Bojan Zdelar

Personal information
- Nationality: Serbia
- Born: 11 April 2000 (age 26) Sremska Mitrovica, FR Yugoslavia
- Height: 1.89 m (6 ft 2 in)
- Weight: 95 kg (209 lb)

Sport
- Sport: Canoe racing
- Club: "Val" Sremska Mitrovica

Medal record
Men's canoe sprint
Representing Serbia
World U23 Championships
| Gold medal – first place | 2021 Montemor-o-Velho | K-1 500 m |
| Bronze medal – third place | 2022 Szeged | K-1 1000 m |
| Bronze medal – third place | 2022 Szeged | K-1 500 m |
European U23 Championships
| Gold medal – first place | 2019 Racice | K-1 1000 m |
| Silver medal – second place | 2019 Racice | K-1 500 m |
World Junior Championships
| Silver medal – second place | 2017 Pitesti | K-1 500 m |
| Bronze medal – third place | 2018 Plovdiv | K-1 500 m |
European Junior Championships
| Silver medal – second place | 2018 Auronzo di Cadore | K-1 500 m |
| Bronze medal – third place | 2016 Plovdiv | K-1 500 m |
| Bronze medal – third place | 2017 Belgrade | K-1 1000 m |
| Bronze medal – third place | 2017 Belgrade | K-1 500 m |

= Bojan Zdelar =

Serbian canoeist

Bojan Zdelar (Бојан Зделар; born 11 April 2000) is a Serbian sprint canoeist.

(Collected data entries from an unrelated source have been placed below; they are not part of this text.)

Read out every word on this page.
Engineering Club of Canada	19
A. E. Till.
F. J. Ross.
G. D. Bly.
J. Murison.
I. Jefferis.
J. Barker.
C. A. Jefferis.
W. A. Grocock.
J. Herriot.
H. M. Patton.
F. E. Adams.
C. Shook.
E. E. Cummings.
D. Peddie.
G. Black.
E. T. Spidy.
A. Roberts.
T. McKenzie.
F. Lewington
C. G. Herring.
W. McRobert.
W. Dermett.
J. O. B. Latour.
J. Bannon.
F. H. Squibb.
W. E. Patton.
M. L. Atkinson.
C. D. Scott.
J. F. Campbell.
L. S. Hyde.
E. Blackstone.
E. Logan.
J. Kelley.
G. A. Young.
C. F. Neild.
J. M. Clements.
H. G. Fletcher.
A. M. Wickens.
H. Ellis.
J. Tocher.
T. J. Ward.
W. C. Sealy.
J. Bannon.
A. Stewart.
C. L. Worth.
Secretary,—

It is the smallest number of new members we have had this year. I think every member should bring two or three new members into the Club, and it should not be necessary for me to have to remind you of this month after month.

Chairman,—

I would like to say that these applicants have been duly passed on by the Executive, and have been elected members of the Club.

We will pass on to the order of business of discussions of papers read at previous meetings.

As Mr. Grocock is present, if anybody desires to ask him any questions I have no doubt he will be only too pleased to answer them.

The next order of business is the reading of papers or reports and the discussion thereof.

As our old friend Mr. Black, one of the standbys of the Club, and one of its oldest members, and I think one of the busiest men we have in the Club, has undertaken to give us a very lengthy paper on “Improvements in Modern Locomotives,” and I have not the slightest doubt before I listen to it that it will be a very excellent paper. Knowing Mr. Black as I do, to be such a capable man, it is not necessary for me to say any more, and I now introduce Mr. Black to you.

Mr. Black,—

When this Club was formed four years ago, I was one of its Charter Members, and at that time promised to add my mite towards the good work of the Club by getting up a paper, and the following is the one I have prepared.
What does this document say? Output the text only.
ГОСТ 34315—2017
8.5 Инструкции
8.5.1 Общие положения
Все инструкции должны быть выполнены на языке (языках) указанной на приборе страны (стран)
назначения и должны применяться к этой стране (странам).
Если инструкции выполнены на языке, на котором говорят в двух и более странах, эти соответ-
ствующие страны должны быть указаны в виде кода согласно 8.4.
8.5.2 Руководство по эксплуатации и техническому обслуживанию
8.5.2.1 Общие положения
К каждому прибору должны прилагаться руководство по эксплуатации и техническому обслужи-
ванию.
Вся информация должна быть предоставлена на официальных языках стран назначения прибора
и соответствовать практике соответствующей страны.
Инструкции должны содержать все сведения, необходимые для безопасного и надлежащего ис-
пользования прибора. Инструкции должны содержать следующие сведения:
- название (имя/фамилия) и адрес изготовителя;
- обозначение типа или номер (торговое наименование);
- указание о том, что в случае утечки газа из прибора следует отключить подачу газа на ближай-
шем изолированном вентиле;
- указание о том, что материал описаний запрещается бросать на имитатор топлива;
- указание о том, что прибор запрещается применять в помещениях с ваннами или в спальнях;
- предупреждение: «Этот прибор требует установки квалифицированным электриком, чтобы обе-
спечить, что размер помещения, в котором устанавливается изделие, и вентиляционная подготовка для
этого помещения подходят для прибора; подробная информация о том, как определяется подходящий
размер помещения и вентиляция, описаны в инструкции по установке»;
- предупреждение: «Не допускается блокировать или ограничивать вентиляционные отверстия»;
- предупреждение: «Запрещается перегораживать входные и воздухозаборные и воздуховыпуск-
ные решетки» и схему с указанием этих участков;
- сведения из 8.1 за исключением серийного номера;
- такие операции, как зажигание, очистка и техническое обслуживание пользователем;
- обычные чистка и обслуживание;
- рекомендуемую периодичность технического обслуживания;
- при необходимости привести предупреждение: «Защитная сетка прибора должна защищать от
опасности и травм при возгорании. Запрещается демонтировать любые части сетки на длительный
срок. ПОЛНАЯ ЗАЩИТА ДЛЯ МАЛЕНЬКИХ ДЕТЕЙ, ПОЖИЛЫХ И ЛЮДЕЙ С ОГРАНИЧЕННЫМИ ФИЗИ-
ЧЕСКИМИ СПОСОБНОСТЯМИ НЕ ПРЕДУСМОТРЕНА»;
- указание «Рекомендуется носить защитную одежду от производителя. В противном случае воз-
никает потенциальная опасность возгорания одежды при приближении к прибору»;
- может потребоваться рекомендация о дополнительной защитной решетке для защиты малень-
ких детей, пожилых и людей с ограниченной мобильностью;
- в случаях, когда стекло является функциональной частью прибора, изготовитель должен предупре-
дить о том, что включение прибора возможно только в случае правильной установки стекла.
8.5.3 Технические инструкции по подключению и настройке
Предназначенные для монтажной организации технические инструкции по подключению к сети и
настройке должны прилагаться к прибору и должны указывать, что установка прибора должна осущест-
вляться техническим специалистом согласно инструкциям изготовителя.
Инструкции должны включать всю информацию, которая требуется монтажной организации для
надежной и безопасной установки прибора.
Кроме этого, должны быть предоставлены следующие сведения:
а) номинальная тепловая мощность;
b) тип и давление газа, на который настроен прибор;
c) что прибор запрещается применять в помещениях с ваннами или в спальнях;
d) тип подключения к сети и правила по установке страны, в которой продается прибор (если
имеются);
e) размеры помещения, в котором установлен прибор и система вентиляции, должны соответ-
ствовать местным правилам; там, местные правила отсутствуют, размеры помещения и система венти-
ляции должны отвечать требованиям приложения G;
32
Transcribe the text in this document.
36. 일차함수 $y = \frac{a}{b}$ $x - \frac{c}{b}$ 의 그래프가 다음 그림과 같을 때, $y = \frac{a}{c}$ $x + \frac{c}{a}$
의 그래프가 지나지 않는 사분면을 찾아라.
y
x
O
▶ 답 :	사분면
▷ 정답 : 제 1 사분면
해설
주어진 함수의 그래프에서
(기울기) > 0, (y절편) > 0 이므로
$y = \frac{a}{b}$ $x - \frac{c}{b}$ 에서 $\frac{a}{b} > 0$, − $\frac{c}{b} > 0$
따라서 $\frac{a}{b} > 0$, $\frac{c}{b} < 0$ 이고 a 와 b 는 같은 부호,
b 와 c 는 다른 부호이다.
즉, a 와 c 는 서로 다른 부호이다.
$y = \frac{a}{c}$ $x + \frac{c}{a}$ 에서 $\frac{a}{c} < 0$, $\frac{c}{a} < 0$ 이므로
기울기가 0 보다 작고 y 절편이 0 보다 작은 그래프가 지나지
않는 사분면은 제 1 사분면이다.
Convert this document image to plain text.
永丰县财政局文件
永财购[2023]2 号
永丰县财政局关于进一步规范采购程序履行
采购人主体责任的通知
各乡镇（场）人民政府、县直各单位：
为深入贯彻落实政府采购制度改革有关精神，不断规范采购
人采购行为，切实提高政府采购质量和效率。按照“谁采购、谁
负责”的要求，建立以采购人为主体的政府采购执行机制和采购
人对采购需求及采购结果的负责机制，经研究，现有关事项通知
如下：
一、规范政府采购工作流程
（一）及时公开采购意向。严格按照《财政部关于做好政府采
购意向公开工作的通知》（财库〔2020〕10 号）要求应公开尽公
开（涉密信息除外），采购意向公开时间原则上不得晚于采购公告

His most recent victory is the men's K-1 500 meters kayak single in the Canoe Sprint World U23 Championships in 2021.

At the 2020 Summer Olympics, he competed in the men's K-1 1000 metres and 200 metres.

He finished 4th in the K-1 500 metres event at the 2021 Canoe Sprint World Championships.